Monopoly is how we plebes get a window into the bubble of the hyperwealthy, and I suppose that it's fitting that people voted out one of the only symbols of good-old labor in the game. And look at the rest of the pieces that nearly got kicked out: the wheelbarrow, the thimble, the actual bootstrap. Monopoly is finally reflective of our modern United States, where the lopsided concentration of wealth has outpaced banana republics. Your wheelbarrow is no longer relevant, and no one even knows what the fuck a thimble is. In 2013, Monopoly is for tycoons only.
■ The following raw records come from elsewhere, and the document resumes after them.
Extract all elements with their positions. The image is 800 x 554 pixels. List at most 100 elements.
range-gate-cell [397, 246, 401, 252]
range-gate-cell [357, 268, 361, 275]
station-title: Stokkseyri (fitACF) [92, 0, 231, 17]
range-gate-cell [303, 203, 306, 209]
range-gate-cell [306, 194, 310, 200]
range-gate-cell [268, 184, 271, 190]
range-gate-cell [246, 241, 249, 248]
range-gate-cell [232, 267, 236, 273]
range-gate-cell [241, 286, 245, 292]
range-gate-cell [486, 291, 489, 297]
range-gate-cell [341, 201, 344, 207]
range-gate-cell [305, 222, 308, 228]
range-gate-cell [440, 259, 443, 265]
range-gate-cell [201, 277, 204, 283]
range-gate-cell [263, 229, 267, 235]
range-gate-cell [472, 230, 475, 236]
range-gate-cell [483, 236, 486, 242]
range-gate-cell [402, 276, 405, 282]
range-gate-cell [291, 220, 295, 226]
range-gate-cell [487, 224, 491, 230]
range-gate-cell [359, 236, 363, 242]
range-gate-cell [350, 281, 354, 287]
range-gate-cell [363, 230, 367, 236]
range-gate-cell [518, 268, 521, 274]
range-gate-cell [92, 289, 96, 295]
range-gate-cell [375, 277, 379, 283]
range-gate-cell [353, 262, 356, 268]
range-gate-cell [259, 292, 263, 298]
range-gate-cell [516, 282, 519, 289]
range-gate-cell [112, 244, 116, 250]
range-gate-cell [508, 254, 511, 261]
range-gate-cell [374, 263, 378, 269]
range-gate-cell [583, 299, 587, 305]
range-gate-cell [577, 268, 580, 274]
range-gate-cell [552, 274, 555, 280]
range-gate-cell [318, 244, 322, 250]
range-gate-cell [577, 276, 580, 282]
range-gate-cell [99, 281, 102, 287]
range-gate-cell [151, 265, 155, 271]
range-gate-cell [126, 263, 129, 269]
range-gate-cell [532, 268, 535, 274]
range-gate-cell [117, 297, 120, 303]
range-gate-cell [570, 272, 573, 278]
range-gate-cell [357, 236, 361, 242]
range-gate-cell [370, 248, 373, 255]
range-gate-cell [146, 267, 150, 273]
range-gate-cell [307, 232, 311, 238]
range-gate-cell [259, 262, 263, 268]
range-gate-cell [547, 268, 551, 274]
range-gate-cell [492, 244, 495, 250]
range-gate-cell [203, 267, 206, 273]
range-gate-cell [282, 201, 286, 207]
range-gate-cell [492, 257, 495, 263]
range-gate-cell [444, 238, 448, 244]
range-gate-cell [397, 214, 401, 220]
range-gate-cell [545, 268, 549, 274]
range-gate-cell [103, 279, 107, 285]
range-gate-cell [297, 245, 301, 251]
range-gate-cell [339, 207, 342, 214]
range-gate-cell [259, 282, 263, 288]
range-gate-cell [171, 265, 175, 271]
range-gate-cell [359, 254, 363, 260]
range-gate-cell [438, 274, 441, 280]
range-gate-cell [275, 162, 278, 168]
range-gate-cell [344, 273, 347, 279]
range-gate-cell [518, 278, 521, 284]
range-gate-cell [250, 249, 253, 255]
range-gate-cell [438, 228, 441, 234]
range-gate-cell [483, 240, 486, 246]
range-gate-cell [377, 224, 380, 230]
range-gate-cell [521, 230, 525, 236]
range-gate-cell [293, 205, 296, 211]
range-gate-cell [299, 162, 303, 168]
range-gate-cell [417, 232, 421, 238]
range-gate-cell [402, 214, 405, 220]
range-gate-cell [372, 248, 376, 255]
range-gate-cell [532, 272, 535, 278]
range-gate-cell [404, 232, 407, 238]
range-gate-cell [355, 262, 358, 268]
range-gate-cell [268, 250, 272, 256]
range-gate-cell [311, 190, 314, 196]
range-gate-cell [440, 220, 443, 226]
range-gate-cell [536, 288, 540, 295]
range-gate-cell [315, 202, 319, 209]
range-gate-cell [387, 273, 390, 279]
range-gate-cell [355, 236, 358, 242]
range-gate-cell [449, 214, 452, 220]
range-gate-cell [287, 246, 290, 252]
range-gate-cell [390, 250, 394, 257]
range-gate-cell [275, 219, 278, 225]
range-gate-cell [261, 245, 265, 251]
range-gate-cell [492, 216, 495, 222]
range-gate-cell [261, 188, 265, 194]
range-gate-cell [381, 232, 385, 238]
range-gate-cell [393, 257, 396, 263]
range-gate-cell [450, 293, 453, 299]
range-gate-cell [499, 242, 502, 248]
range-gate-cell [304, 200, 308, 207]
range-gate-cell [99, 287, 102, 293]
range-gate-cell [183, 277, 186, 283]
So how the hell did we end up a cat? If we weren't going to go with the helicopter, how about a summer home in Europe? If a high-frequency trading algorithm piece is too hard to envision, why not a $100,000 nightclub receipt that's been Instagrammed for personal brand development?

Or, if we really want to represent the modern tycoon, why not the robot? Sure, one day robots will save us all from our jobs, but right now automization is the best thing since outsourcing for executives looking to climb out of the rubble of the Great Recession. Neil Irwin, writing for the Washington Post, notes Harley-Davidson as the model of efficiency: the firm has increased motorcycle-per-worker production from 33 per year in 2002 to 41 in 2012. During that time, the firm's workforce dropped by 2,000 employees.

I certainly don't mean to pick on Harley, as a) that's how a smart business is run these days and b) that recent example is replicated throughout the entire auto industry, and for manufacturing as a whole. The manufacturing sector in the U.S. has increased productivity per worker by about five times since World War II, a boom that's mostly come in recent years as a huge boom in robotic manufacturing has required fewer workers to do the same tasks. In the long term, that hopefully means the entire economy will become more productive and more high-tech, with fewer menial jobs. But in the short term, that means profits shift upwards while the middle class collapses. So let's face it: The cat is a pointless, idiotic nod to the trope that cats rule the internet. If Hasbro really wanted to modernize Monopoly, it'd allow its pretend industrialists to soar around the board on the backs of a 'bot.